The impulse to insulate the middle class from the cost consequences of their choices — an impulse that has defined our longstanding ­middle-class contract — has done great harm and stands to do far more. The remedy must be to redesign our entitlements so that the choices the middle class makes in terms of work, family, and health care will promote more productivity, efficiency, and wealth, rather than the shrinking of the labor force and the growth of government.

Denial only works for a short time before it becomes overwhelmed by reality.

By not dealing with reality, by continuing to be in denial, the American Dream is in jeopardy. Fool with it at your leisure, as the last several generations have done: the bill is coming due, driven by the inevitability of demographic developments.

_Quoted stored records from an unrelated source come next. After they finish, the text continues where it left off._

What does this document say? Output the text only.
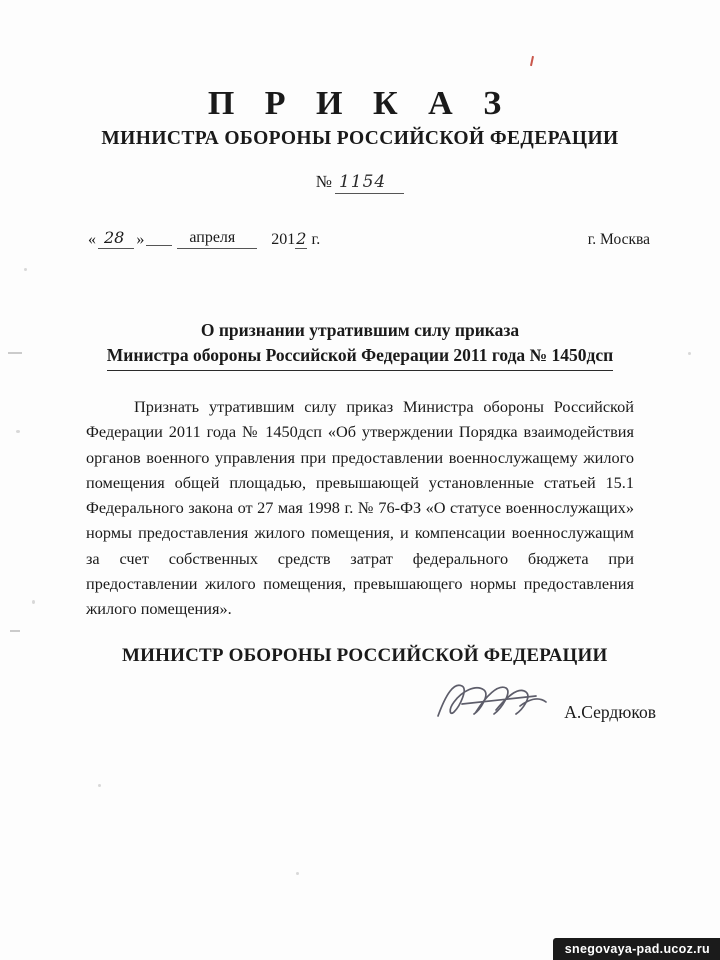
П Р И К А З
МИНИСТРА ОБОРОНЫ РОССИЙСКОЙ ФЕДЕРАЦИИ
№ 1154
« 28 »	апреля	2012 г.	г. Москва
О признании утратившим силу приказа
Министра обороны Российской Федерации 2011 года № 1450дсп
Признать утратившим силу приказ Министра обороны Российской Федерации 2011 года № 1450дсп «Об утверждении Порядка взаимодействия органов военного управления при предоставлении военнослужащему жилого помещения общей площадью, превышающей установленные статьей 15.1 Федерального закона от 27 мая 1998 г. № 76-ФЗ «О статусе военнослужащих» нормы предоставления жилого помещения, и компенсации военнослужащим за счет собственных средств затрат федерального бюджета при предоставлении жилого помещения, превышающего нормы предоставления жилого помещения».
МИНИСТР ОБОРОНЫ РОССИЙСКОЙ ФЕДЕРАЦИИ
А.Сердюков
snegovaya-pad.ucoz.ru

Demography is indeed destiny. Perhaps it will take another Depression to get the American Dream back on course to sustainability: it also means robbing an entire generation of their illusions. There are so many of them...


Anonym hat gesagt…

I have enjoyed catching up on your most recent articles. However, I am curious what you mean by no one in government wants to touch social security for fear of being "fried by everyone who has a vested interest in the status quo." Are you referring to drawing attention to their retirement plan or is there other vested interests? Can you suggest any books or links that may shed light on the subject? Forgive me, for I am a bit naive at times when it comes to politics.


John F. Opie hat gesagt…

Hi Jeff -

Thanks for your comment.

What I mean is that it is social security is the Third Rail of American politics: touch it and die. Those who have a vested interest in the status quo are those who are getting the retirement benefits right now, as well as those who manage it: since they are the current customers of the system and those running the system, change has to come from outside, but those two groups are so powerful that even President Bush didn't get anywhere when he tried to address the problem.

The problem with social security is that benefits have outstripped the ability of the system to pay its way: you can imagine the wrath of social security recipients if someone were to venture to say that their benefits will have to be reduced. It's a structural thing.

Not much in the way of books or links, I fear.